Davacının İstanbul 1. Asliye Ceza Mahkemesi Hakimi olarak görevini ifa ederken mahkemesinde açılmış bulunan karşılıksız çek keşide etmek suçundan verdiği mahkumiyet kararı ve sanığa yurt dışı çıkış yasağı uygulaması sebebiyle sanık vekili olan davalı avukatın mahkeme hakimi davacının bu kararı sebebiyle hakimi Adalet Bakanlığı Ceza İşleri Genel Müdürlüğü'ne şikayet ettiği, şikayet hakkı anayasal bir hak olmakla birlikte şikayet dilekçesini 03/03/2010 tarihinde internette www.mahkemekararlari.wordpress.com adlı internet sitesinde 'hakimi şikayet ettik' başlıklı yazı yazdığı, hakimi şikayetine ilişkin şikayet dilekçesini aynen internet sitesine koyduğu, davacının 'Ben böyleyim, ceza veririm tavrını sergileyen, savunmaya meydan okurcasına davranan, çek davalarında tarafsız olmayan, içtihat tapınmacılığı yapan, okumayan, eften püften nedenlerle erteleme yapan, şaşkına dönen, kolaycı' hakim olduğuna ilişkin sözlerle küçük düşürüldüğü, Adalet Bakanlığı'na şikayet edildiği ifşa edilmek suretiyle davacıyı rencide edici yorumlar yazılmasına sebebiyet verdiği, davalının internet sitesinde yayınlanan ve bir ay sonra kaldırılan yazı ve davacı ile ilgili Adalet Bakanlığı'na yapılan şikayet dilekçesinin aynen internet sitesinde yayınlanmış olması sebebiyle tüm bu eylemlerin davacının kişilik haklarına hukuka aykırı saldırı niteliğinde olduğu, manevi tazminat talep koşullarının oluştuğu sabit olduğundan, davanın kabulüne karar vermek gerekmiştir."

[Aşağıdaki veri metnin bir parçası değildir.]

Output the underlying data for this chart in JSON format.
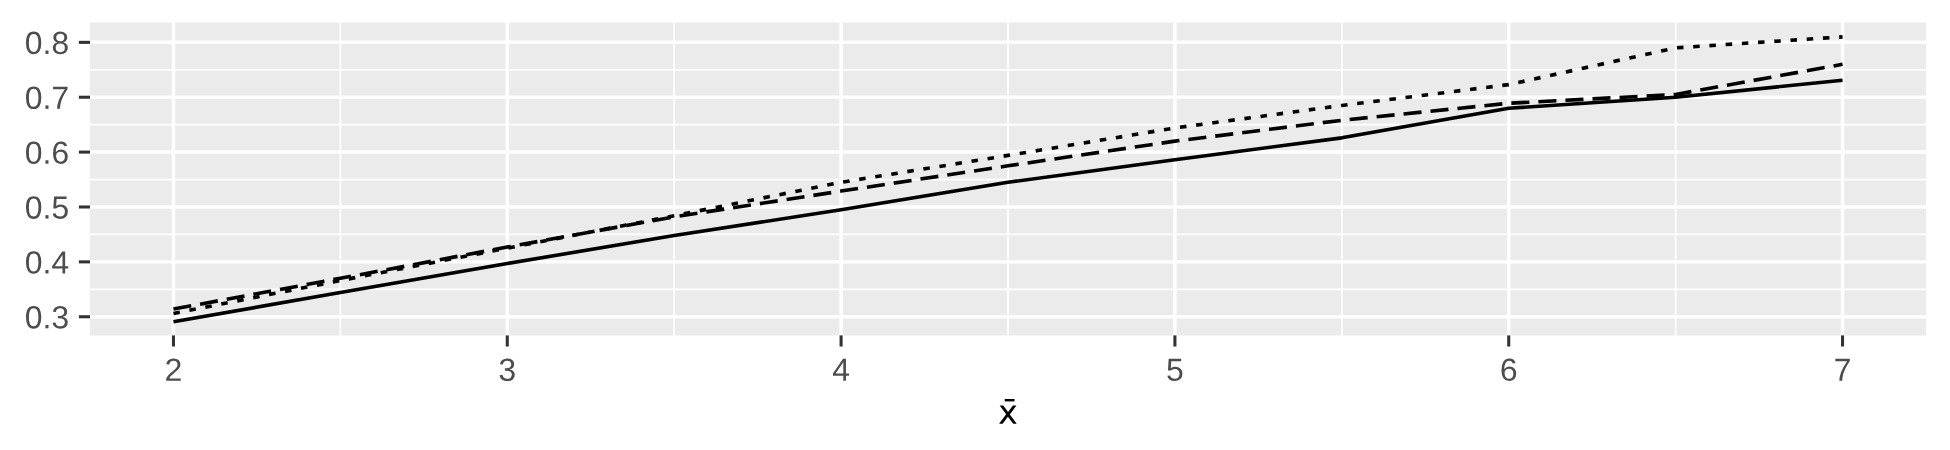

15. Başvurucunun temyizi üzerine karar Yargıtay 4. Hukuk Dairesince 7/4/2014 tarihinde onanmıştır. Onama kararı başvurucuya 15/5/2014 tarihinde tebliğ edilmiştir.

16. Başvurucu 13/6/2014 tarihinde bireysel başvuruda bulunmuştur.

IV. İLGİLİ HUKUK

17. 22/11/2001 tarihli ve 4721 sayılı Türk Medeni Kanunu’nun "İlke" kenar başlıklı 24. maddesinin birinci fıkrası şöyledir:

Hukuka aykırı olarak kişilik hakkına saldırılan kimse, hâkimden, saldırıda bulunanlara karşı korunmasını isteyebilir.”

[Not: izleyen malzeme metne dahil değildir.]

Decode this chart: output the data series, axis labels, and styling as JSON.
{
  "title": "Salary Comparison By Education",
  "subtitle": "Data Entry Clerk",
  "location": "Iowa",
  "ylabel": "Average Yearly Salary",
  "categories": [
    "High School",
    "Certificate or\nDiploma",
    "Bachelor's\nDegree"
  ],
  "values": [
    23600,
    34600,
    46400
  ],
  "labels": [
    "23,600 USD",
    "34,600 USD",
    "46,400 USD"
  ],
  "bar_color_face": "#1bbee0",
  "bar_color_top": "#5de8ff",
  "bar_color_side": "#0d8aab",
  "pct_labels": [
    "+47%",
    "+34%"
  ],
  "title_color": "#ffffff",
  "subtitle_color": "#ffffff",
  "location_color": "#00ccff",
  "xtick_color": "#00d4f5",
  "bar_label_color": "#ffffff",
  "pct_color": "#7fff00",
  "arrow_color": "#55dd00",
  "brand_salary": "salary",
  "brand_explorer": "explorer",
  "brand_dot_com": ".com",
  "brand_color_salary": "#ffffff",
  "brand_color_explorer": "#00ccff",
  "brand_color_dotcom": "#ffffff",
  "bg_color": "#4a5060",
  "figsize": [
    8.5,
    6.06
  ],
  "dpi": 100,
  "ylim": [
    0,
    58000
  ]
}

18. 4721 sayılı Kanun’un "Davalar" kenar başlıklı 25. maddesinin üçüncü fıkrasının ilgili kısmı şöyledir:

"Davacının, maddî ve manevî tazminat...istemde bulunma hakkı saklıdır."

V. İNCELEME VE GEREKÇE

19. Mahkemenin 19/2/2019 tarihinde yapmış olduğu toplantıda başvuru incelenip gereği düşünüldü:

A. Başvurucunun İddiaları ve Bakanlık Görüşü

20. Başvurucu;

 i. Hakim'in şikâyet dilekçesinin internette yayımlanmasından sonra tutumunu değiştirdiğini ve koyduğu yurt dışı çıkış yasaklarını talep hâlinde kaldırmaya başladığını, yeni verilen taahhütlerde yurt dışı çıkış yasağı koymamaya başladığını ve erken ibraz edilen veya vekiller tarafından imzalanan çeklerde beraat kararı vermeye başladığını belirtmiştir. Başvurucunun iddiasına göre Hâkim şikâyet dilekçesinden sonra bir istisna hariç herkesin yurt dışı çıkış yasağını kaldırmıştır, bu istisna da başvurucunun bir müvekkilidir. Başvurucu, Hâkim'in kendi müvekkilinin yurt dışı çıkış yasağını kaldırmayı kendisinin azledilmesi şartına bağladığını ve bunu müvekkiline sözlü olarak bildirdiğini nitekim müvekkili kendisini azlettikten sonra aynı gün müvekkiline ilişkin yurt dışı çıkış yasağının da Hâkim tarafından kaldırıldığını ileri sürmüştür. Başvurucu bu bağlamda derece mahkemelerindeki yargılamalar esnasında ispat hakkını kullanma imkânı olsaydı bu iddialarını kanıtlayabileceğini belirtmiştir.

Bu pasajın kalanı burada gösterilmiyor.